When everything works, it should shift on the fly without self-destructing

The wet hard brake line may have been leaking before or it took a hit when the cable did. It looks like it is not in the clips that attach it to the frame anymore.

I doubt if the transmission is damaged, probably just needs a gasket and maybe a new pan.
 
#14 ·
Yeah, I commented to my wife, when we couldn't find the other bolt, that isn't strange if such a little thing caused such damage.
 
#18 ·
I don't know what happened, just adding my 2 cents. I shift into/out of 4wd on the fly all the time. No ill effects. Personally I'm guessing your unjoint was bad and came apart, or that bolt came out and let the u joint move around and come apart.
Thanks for the input, bud.
 
#21 ·
To me, it looks like the only impact to the transmission was at the pan and that sprung lever was bent up and the linkage rod was knocked out of it. I bent it back down, but wasn't able to get the rod back in, by hand. You are right, though, it looks awfully wet in that area.
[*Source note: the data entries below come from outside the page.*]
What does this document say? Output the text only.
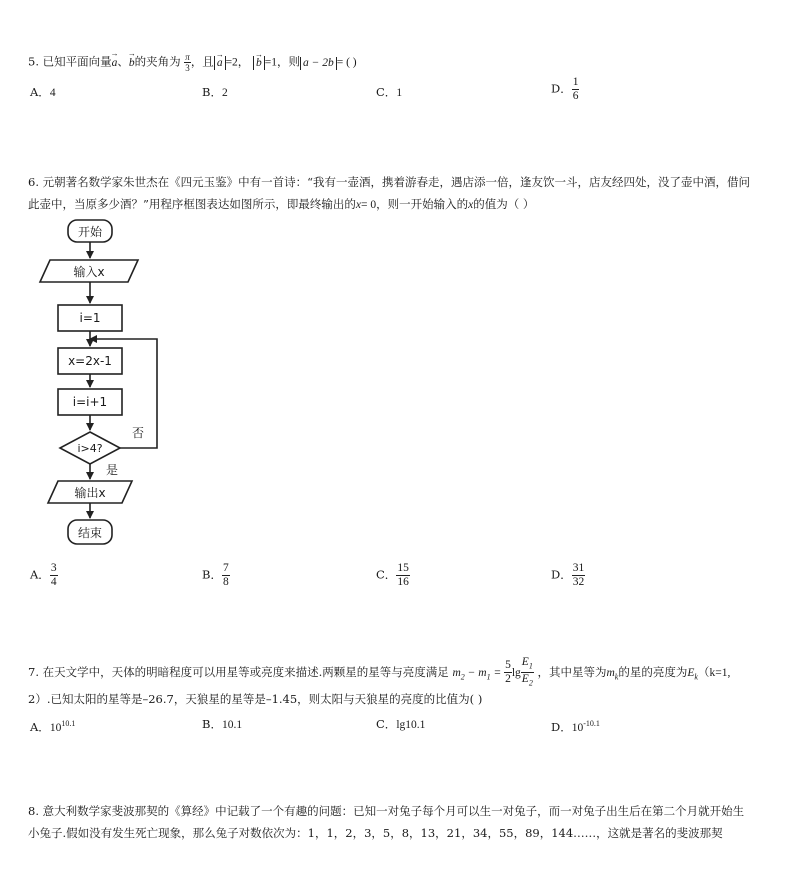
5. 已知平面向量→ a、→ b的夹角为 $\frac{\pi}{3}$ ，且 → a =2， → b =1，则 a − 2b = ( )
A．4	B．2	C．1	D． $\frac{1}{6}$
6. 元朝著名数学家朱世杰在《四元玉鉴》中有一首诗：“我有一壶酒，携着游春走，遇店添一倍，逢友饮一斗，店友经四处，没了壶中酒，借问
此壶中，当原多少酒？”用程序框图表达如图所示，即最终输出的x= 0，则一开始输入的x的值为（ ）
开始
输入x
i=1
x=2x-1
i=i+1
i>4?
否
是
输出x
结束
A． $\frac{3}{4}$	B． $\frac{7}{8}$	C． $\frac{15}{16}$	D． $\frac{31}{32}$
7. 在天文学中，天体的明暗程度可以用星等或亮度来描述.两颗星的星等与亮度满足 $m_2 - m_1 = \frac{5}{2}$ $\lg \frac{E_1}{E_2}$ ，其中星等为$m_k$的星的亮度为$E_k(k=1$,
2）.已知太阳的星等是–26.7，天狼星的星等是–1.45，则太阳与天狼星的亮度的比值为( )
A．$10^{10.1}$	B．10.1	C．lg10.1	D．$10^{-10.1}$
8. 意大利数学家斐波那契的《算经》中记载了一个有趣的问题：已知一对兔子每个月可以生一对兔子，而一对兔子出生后在第二个月就开始生
小兔子.假如没有发生死亡现象，那么兔子对数依次为：1，1，2，3，5，8，13，21，34，55，89，144……，这就是著名的斐波那契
The transmission is not losing fluid, as it sits now, in my driveway. With the motor running it is bleeding fluid from around the gasket. I didn't notice any coming out of the shifter area.
 
#23 ·
When you get ready to put it back together make sure you use locktite on the stap bolts.
Yeah, I'm with ya on that. I was just trying to decide whether to use medium or high strength...
 
#29 ·
Blue Loctite - which is removable is strong enough, if the strap bolts are torqued down properly to begin with

Red Loctite - is permanent! And will likely require heat to remove. Could luck getting those little strap bolts off if you put on red Loctite.

New strap bolts typically come with a blue nylon patch on them already, which is a thread locker.
 
#33 ·
Blue Loctite - which is removable is strong enough, if the strap bolts are torqued down properly to begin with

Red Loctite - is permanent! And will likely require heat to remove. Could luck getting those little strap bolts off if you put on red Loctite.
Nope. Red 222 Loctite is NOT permanent. In fact, I use it daily on small screws. It locks good but is not permanent. The hardware I use it with comes out very easily with 222 but not as easily as if there wasn't any at all. 271 is much stronger and would take some muscle to loosen up but nothing that a little leverage won't take care of. You don't need much either. Just a drop and it'll wick through the threads as it goes in and thin out a lot.
 
#30 ·
I e-mailed the PO about all this. He said he had all the U-joints replaced when the lift was done. I haven't found any thread locker on the recovered saddle bolt. Also, the bolts and saddles look stock, to me. So, I guess they were reused, maybe without thread locker, and possibly no torqued to spec.
 
#36 ·
A normal driveshaft angle max is about 15°. A cv shaft reduces the angle by half. Those are the limits.
 
#38 ·
It is still broken down in my driveway. I've been recovering from an ankle injury for the last month and a half. I have a new Tom Woods driveshaft, new parking brake cable, and new trans filter/gasket. I don't quite have the brake lines figured out, yet. But, I do have a factory service manual. Hopefully, I will be getting to work on my YJ soon.
 
#39 ·
I have the heavy duty "gold" front driveshaft from Tom Wood's. It's probably worth the extra 20 bucks.

The TC drop kit can come off with the SYE. The drop kit is for using a solid shaft and slip yoke. In that application, you want your output shaft and pinion to be on roughly the same angle. In a CV double cardon set up, you want the output shaft level, and the pinion pointing at the output. Your front driveshaft is long enough that the change in angle and lift doesn't have much effect on it.

Your u-joint strap was probably broken already or really loose. The clangs you heard when you first got the Jeep were probably from that joint. When in 2WD, the front shaft does not spin because the CAD (central axle disconnect) keeps the front axle in "neutral". When you shift to 4WD, the TC engages and vacuum is applied to the engage side of the CAD so the front axle is now in "drive".